One focus in the project was to find a better way to charge batteries in 10 minutes, a feature that could accelerate the mass adoption of electric vehicles. To generate the training data set, the team charged and discharged the batteries until each one reached the end of its useful life, which they defined as capacity loss of 20%. En-route to optimising fast charging, the researchers wanted to find out whether if it was necessary to run their batteries into the ground. Can the answer to a battery question be found in the information from just the early cycles?
“Advances in computational power and data generation have recently enabled machine learning to accelerate progress for a variety of tasks. These include prediction of material properties,” said Braatz. “Our results here show how we can predict the behaviour of complex systems far into the future.”

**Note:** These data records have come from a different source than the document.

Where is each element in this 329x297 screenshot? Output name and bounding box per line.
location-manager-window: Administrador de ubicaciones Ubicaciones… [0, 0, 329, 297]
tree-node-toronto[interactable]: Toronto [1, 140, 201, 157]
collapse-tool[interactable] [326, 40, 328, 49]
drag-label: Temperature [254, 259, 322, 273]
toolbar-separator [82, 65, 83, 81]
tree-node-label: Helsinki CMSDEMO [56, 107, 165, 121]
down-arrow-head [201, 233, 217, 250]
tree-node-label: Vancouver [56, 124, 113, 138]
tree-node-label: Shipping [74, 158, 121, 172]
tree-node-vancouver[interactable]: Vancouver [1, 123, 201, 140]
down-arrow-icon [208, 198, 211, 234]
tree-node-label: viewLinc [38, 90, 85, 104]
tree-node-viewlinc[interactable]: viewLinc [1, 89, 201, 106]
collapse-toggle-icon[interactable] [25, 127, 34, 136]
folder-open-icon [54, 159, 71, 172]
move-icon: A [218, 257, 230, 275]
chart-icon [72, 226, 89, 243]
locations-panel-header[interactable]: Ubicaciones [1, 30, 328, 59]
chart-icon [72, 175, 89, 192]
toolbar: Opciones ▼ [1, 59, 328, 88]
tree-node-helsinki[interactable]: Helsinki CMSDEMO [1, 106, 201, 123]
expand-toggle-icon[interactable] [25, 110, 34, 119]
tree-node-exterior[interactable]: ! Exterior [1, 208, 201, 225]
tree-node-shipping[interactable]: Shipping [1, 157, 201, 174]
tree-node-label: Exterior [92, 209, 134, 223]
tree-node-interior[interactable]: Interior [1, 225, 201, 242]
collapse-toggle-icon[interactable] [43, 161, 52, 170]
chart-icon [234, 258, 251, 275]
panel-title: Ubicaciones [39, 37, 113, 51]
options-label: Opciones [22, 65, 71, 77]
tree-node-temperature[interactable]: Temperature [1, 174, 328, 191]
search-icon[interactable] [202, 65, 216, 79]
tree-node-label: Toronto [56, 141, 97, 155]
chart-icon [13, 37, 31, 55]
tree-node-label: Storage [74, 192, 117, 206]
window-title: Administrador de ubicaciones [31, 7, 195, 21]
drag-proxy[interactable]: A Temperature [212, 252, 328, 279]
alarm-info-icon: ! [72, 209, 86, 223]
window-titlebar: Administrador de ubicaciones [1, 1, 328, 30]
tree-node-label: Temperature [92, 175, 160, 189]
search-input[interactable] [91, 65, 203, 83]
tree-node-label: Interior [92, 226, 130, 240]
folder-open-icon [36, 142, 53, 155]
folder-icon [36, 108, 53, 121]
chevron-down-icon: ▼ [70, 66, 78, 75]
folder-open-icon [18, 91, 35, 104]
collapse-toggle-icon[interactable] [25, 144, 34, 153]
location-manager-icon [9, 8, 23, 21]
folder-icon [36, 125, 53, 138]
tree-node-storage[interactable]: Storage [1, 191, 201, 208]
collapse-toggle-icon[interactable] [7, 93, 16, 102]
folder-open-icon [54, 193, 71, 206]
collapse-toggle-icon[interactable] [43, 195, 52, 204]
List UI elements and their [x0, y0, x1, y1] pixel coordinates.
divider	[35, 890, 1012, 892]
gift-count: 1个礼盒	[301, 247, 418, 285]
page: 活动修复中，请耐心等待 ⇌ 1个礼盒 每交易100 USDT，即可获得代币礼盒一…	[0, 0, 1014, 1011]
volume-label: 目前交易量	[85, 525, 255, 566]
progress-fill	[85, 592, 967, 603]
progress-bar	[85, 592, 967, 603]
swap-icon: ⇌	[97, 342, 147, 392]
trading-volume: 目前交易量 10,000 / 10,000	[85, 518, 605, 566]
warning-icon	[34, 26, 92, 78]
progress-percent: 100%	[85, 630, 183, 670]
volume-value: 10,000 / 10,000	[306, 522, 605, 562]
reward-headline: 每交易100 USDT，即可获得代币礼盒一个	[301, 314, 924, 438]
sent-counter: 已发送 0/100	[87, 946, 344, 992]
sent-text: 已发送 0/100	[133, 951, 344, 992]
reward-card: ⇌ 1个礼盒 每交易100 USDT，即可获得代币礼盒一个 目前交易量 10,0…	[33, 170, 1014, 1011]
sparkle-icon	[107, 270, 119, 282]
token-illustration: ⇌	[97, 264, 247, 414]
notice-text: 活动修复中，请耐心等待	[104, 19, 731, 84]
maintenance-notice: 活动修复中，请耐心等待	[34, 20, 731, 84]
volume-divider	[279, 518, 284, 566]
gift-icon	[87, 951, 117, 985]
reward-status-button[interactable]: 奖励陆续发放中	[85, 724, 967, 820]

Generally, the capacity of a lithium-ion battery is stable for a while. Then it takes a sharp turn downward. The plummet point varies widely, as most 21st century consumers know. In this project, the batteries lasted anywhere from 150 to 2,300 cycles. That variance was partly the result of testing different methods of fast charging, but also due to the normal differences that emerge in commercially produced devices that depend on molecular interfaces.
“For all of the time and money that gets spent on battery development, progress is still measured in decades,” said Herring. “In this work, we are reducing one of the most time-consuming steps – battery testing – by an order of magnitude.”